To bargain or not to bargain?
These days, a non-negotiable price tag is the norm in most boutiques in Tunis, including at most businesses in the medina. Rugs are an exception (never pay the first price cited by a rug salesman), as are some handicrafts. If you’re keen to try haggling while in the medina, check out stock in a few shops to gauge quality and the standard asking price. Once you’ve identified what you want and how much you think it is worth, ask the shopkeeper to nominate their price. If you think it’s too high, say so and ask whether he or she would accept less. If it seems that the price is flexible, try to bargain it down by 20% to 30% – but always be polite rather than aggressive and keep in mind that shopkeepers here are likely to be less affluent than you and in need of healthy profit margins.

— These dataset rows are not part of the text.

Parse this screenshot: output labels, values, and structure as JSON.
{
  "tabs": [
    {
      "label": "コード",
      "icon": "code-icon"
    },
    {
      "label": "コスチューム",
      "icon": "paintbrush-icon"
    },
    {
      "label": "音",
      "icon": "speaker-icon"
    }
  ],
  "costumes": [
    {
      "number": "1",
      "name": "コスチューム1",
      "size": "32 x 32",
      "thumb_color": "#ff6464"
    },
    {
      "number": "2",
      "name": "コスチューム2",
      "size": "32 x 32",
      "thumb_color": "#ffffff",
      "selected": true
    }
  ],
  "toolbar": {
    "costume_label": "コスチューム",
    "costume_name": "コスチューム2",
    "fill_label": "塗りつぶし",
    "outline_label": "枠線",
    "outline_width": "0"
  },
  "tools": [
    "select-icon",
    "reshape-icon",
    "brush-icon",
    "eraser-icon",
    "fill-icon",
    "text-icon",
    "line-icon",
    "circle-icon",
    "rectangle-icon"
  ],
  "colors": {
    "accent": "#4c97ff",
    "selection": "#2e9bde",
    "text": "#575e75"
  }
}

Staying in the Tunis medina
The medina has around 20,000 permanent residents, largely located in the El Hafsia and Tourbet El Bey neighbourhoods, and a growing number of boutique hotels in traditional dars welcome travellers. Overnighting at these can be a wonderful experience, although it’s important to note that very few of the medina’s cafes and eateries remain open in the evening, and that the streets here can be deserted after dark. Alluring choices include L'Hôtel Dar El Jeld near the Kasbah; Dar 24, Dar Ben Gacem and La Chambre Bleue in El Hafsia; and El Patio Courtyard House in Tourbet El Bey.